The challenge is that even when we have [a vaccine], we don’t know if it is going to confer long-term immunity. So we still have to be careful. This is an alien. This is a creature that has come to us from outer space. It’s like it’s traveled billions of light years through wormholes, and it’s really smart, and it knows how to sneak up on us and change. This COVID thing is like nothing else we’ve ever had and we have to play by the rules based on how it behaves because it’s not going to change this behavior, and it doesn’t care if we’re older, young, black or green, tall or short. It’s going to come into us, it’s going to attach to one of our organs and either immediately or sometime in the future is going to erupt and give us respiratory illness, kidney disease, brain disease or heart disease. That’s what it’s doing. And just being young does not exempt you at all.

4. When do you think the college student age group will get to take the vaccine?
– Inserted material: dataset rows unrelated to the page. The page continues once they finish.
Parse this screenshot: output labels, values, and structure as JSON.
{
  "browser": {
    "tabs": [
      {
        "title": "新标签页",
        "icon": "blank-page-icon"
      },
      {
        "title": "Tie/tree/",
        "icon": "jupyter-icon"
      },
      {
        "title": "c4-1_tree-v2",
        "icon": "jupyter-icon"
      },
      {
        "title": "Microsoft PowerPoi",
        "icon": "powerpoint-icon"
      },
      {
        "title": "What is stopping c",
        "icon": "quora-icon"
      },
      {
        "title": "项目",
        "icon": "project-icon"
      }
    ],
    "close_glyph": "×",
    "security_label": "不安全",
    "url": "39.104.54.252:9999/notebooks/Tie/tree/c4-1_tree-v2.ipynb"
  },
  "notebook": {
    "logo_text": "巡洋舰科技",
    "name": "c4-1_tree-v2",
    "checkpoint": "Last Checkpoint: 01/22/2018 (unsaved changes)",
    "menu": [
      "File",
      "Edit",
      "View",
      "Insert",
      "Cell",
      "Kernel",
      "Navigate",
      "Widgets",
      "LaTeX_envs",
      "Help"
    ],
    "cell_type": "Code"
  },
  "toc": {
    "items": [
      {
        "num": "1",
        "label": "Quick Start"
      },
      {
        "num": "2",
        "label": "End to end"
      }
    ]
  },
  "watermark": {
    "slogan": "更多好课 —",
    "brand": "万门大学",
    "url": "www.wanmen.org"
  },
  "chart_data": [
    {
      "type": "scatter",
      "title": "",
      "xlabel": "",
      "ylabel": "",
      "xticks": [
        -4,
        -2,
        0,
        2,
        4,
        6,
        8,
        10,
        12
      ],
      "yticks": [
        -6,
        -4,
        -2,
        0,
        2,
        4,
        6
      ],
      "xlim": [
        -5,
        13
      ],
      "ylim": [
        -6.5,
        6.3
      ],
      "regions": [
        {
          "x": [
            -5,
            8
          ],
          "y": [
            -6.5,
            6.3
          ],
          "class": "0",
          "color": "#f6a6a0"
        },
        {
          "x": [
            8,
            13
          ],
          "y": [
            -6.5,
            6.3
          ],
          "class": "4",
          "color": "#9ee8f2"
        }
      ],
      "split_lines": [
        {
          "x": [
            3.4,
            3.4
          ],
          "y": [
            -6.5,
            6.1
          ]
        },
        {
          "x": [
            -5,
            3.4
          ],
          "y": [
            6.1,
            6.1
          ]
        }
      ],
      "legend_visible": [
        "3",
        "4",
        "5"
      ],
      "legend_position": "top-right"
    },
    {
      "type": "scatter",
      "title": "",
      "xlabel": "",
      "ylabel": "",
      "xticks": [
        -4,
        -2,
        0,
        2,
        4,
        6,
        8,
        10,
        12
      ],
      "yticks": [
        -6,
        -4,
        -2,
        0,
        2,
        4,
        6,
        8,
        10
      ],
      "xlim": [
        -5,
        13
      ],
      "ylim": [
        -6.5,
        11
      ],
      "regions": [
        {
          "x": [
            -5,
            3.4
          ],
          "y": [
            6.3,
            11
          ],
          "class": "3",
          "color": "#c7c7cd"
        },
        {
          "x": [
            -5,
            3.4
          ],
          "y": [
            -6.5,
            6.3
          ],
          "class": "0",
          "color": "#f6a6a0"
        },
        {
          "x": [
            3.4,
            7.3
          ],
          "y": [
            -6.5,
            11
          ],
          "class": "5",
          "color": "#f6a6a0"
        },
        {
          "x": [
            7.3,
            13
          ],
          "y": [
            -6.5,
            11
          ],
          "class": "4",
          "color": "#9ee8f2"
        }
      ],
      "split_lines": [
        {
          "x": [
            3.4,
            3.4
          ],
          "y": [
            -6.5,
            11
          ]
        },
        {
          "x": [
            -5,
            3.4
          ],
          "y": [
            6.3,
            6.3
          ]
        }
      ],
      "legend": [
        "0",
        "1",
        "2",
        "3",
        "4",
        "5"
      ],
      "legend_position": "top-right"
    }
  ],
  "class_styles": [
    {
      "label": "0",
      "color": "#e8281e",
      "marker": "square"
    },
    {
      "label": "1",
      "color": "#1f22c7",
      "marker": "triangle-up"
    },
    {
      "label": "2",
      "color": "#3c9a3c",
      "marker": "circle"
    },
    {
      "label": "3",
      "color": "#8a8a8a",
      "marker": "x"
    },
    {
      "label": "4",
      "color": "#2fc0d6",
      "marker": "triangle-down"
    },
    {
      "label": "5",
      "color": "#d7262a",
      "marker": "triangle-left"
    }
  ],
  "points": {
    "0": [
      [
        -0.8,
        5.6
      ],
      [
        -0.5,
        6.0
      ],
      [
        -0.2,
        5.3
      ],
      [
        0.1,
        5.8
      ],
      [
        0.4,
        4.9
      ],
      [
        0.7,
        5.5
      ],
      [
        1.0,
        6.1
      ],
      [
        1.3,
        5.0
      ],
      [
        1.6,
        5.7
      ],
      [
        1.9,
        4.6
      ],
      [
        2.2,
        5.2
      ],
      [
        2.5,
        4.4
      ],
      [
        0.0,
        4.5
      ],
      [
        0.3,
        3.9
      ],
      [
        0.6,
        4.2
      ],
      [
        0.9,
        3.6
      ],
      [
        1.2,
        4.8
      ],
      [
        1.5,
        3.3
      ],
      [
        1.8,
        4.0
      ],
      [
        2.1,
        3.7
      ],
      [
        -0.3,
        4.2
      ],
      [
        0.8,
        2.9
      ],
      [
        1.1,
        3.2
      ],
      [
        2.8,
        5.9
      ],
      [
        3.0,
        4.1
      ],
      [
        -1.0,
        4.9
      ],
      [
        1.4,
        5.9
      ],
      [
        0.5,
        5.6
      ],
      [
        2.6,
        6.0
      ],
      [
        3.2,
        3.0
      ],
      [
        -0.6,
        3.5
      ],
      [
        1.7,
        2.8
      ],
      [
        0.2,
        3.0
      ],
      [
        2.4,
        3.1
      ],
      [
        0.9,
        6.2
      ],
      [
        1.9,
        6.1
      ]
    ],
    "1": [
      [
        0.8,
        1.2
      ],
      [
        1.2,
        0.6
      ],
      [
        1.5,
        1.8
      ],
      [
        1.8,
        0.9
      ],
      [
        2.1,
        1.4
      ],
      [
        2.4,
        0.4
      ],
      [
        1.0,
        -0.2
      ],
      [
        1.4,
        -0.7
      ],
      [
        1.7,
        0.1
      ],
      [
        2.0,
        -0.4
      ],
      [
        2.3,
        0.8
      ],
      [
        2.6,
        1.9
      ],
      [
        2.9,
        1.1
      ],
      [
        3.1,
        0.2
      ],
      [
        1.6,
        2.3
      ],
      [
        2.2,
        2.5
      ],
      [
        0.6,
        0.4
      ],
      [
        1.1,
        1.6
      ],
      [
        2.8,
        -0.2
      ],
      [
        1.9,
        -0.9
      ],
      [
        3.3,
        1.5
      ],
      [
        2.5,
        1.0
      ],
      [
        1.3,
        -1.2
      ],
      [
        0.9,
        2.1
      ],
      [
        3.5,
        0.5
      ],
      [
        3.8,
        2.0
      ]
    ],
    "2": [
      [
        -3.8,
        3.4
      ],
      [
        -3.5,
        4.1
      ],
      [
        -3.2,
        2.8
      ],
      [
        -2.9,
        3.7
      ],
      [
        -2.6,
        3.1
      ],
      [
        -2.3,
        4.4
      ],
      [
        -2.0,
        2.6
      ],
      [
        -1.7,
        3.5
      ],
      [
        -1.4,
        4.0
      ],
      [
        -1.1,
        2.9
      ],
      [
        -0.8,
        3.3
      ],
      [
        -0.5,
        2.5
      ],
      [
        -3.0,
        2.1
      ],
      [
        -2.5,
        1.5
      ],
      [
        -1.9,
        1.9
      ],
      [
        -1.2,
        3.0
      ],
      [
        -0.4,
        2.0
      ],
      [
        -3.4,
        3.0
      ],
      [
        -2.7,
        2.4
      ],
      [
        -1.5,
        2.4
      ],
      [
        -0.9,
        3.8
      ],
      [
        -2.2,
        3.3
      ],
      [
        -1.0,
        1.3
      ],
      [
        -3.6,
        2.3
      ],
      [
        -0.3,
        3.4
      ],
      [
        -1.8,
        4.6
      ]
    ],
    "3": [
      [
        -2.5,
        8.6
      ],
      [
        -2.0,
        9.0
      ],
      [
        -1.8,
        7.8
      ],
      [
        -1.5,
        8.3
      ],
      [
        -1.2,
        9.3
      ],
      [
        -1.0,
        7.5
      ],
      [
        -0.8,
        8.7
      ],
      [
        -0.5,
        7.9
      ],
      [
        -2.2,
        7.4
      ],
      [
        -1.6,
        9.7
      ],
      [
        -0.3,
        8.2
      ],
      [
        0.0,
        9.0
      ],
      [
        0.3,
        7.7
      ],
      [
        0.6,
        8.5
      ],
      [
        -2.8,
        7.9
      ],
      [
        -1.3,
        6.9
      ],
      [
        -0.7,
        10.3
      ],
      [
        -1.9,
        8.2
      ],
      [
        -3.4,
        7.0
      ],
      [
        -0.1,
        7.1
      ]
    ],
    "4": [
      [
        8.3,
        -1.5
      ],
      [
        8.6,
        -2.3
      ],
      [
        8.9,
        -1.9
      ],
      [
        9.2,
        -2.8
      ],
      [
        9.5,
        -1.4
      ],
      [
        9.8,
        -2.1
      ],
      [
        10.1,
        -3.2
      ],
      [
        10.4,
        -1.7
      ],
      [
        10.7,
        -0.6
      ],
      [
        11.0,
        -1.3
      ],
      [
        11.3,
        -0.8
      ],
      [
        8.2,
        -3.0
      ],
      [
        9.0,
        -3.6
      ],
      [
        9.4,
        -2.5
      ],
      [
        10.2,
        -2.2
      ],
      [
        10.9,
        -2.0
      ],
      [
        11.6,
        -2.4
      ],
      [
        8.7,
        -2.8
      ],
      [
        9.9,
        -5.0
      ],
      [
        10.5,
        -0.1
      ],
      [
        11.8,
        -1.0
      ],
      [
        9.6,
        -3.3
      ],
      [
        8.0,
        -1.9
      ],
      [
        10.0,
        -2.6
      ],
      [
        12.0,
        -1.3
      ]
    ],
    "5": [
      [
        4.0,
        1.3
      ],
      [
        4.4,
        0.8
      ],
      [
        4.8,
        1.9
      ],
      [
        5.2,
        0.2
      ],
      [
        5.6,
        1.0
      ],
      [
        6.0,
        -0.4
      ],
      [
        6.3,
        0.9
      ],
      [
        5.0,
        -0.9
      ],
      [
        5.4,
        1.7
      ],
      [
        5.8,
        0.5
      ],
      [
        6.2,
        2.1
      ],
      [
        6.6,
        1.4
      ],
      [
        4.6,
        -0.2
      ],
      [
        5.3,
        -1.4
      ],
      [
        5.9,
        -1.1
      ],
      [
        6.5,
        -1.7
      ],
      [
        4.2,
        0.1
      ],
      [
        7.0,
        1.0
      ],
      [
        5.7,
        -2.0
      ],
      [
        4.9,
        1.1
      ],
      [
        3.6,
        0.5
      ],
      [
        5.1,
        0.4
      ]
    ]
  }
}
Well, first we have to have enough vaccines. I expect by April to May we’ll have enough being produced. We need tens of millions of doses, so by April and May for sure, unless something happens with the production, we should have enough available to begin to vaccinate, but then we have to get over that hump and we have to vaccinate 75% of the population to achieve what we believe to be a successful herd immunity, assuming that the herd immunity lasts.

5. What message do you have for students as they return to campus for the spring semester?

It’s not over yet, we’re right in the midst of it. Don’t imagine that the vaccine, which you don’t have access to yet, is going to protect you. The only thing we can do is develop this team spirit and USF has the capacity to organize itself around being a team that’s going to protect itself and its community and its family members from this horrible disease, which we’re still learning about every day and which is growing and affecting our community. But, it has to be a conscious, intentional, responsible and respectful effort that we engage in. And each one of us, as a student, faculty member and staff member is a member of this team. And while we have to work together, the key is that each one of us has to actively be present and make this happen.

We have to tell ourselves and each other, ‘We can do this together.’ Because if we don’t, the downside is economically, politically, and from a health perspective, horribly devastating. It’s our responsibility. If we screw it up, we’ve screwed it up. Let’s get USF, as a major research university, to take the lead and demonstrate that we are one, and we’re one not just in terms of sports and academics and research. We’re thriving and growing as a community that recognizes that we’re on the same team against that enemy which is out to kill us and hurt us, and hurt our families and our communities. The sooner we can do that, the better chance we have of coming through this thing and demonstrating that we really are pretty cool.